Extension de l’opération israélienne au Liban : tensions croissantes malgré la trêve

Ce dimanche 31 mai, l’armée israélienne a annoncé une nouvelle extension de son opération terrestre au Liban, intensifiant ainsi une offensive déjà marquée par des échanges de tirs fréquents. Les forces israéliennes ont pris possession de la forteresse médiévale de Beaufort, un site emblématique, où le drapeau israélien flotte désormais, comme l’illustrent des images diffusées par l’AFP.

EN BREF

  • L’armée israélienne s’empare de la forteresse de Beaufort au Liban.
  • Le ministre français des Affaires étrangères appelle à une réunion d’urgence de l’ONU.
  • Les affrontements se poursuivent malgré une trêve théorique depuis avril.

Le Premier ministre libanais, Nawaf Salam, a réagi en dénonçant une « politique de la terre brûlée » de la part d’Israël. Lors d’une déclaration au micro de BFMTV, il a qualifié d’« erreur majeure » les actions militaires israéliennes, affirmant que rien ne justifiait leur prolongation et que cela constituait une violation du droit international.

Les combats au Liban se multiplient, alors qu’une trêve est censée être en vigueur depuis le 17 avril. Cette trêve a été mise à mal par le Hezbollah, qui a déclenché les hostilités le 2 mars dernier en soutien à l’Iran, cible d’une campagne de bombardements israélo-américaine depuis le 28 février.

Prise de Beaufort et escalade militaire

Le ministre israélien de la Défense, Israël Katz, a annoncé la prise de la forteresse de Beaufort, affirmant que cette opération ouvre la voie à un avancement vers la région de Nabatiyé.
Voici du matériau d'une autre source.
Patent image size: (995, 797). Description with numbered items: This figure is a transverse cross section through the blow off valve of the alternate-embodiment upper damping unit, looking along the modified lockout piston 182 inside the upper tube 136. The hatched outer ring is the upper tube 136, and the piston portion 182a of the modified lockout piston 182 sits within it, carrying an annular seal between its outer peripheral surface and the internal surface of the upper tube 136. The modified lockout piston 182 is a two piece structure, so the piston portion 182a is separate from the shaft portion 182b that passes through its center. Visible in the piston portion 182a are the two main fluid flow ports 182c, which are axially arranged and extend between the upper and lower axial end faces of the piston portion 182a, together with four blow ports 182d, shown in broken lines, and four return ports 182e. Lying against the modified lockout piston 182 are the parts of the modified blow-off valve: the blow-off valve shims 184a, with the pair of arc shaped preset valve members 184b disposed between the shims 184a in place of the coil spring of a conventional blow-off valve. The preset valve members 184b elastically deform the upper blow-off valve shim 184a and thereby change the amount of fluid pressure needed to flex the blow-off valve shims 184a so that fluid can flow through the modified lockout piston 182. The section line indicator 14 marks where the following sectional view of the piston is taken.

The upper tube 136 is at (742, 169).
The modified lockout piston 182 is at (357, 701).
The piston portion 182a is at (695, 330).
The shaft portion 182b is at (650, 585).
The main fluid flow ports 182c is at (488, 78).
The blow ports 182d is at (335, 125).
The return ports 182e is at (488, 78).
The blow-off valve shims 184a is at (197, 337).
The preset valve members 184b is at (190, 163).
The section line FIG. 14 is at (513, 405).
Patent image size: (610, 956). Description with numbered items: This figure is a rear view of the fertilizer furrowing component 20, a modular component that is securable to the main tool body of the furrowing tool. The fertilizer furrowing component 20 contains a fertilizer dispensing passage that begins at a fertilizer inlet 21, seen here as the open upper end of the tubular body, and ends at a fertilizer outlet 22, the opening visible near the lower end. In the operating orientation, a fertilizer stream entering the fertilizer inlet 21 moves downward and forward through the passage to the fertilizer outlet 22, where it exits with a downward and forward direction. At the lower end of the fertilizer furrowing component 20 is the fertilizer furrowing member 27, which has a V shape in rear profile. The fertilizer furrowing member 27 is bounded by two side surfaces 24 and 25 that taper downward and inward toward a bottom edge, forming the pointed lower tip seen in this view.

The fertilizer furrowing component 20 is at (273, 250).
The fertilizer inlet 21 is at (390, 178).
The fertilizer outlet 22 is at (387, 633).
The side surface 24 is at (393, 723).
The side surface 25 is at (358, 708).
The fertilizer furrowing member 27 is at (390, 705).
Il a ajouté que « quarante-quatre ans après la bataille héroïque de Beaufort », les soldats israéliens avaient hissé à nouveau le drapeau israélien sur le site. Des images de l’AFP montrent les couleurs israéliennes flottant sur cette forteresse, tandis que des fumées s’élèvent des alentours, visés par des tirs d’artillerie.

Le Premier ministre israélien, Benjamin Netanyahu, a de son côté qualifié le sud du Liban de « zone de combat », indiquant que ses troupes avaient franchi le fleuve Litani, situé à une trentaine de kilomètres au nord de la frontière. L’armée israélienne a lancé une offensive dans la région de Beaufort avec pour objectif de « neutraliser les menaces directes » pesant sur le nord d’Israël.

Réactions et conséquences humanitaires

Dans un discours télévisé, Nawaf Salam a critiqué la « politique de punition collective » d’Israël, soutenant que cette stratégie ne garantirait ni sécurité ni stabilité pour le pays. Malgré cela, il a plaidé pour une poursuite des négociations avec Israël, considérées comme « la voie la moins coûteuse » pour le Liban. Un nouveau round de pourparlers entre les deux pays est prévu les 2 et 3 juin à Washington.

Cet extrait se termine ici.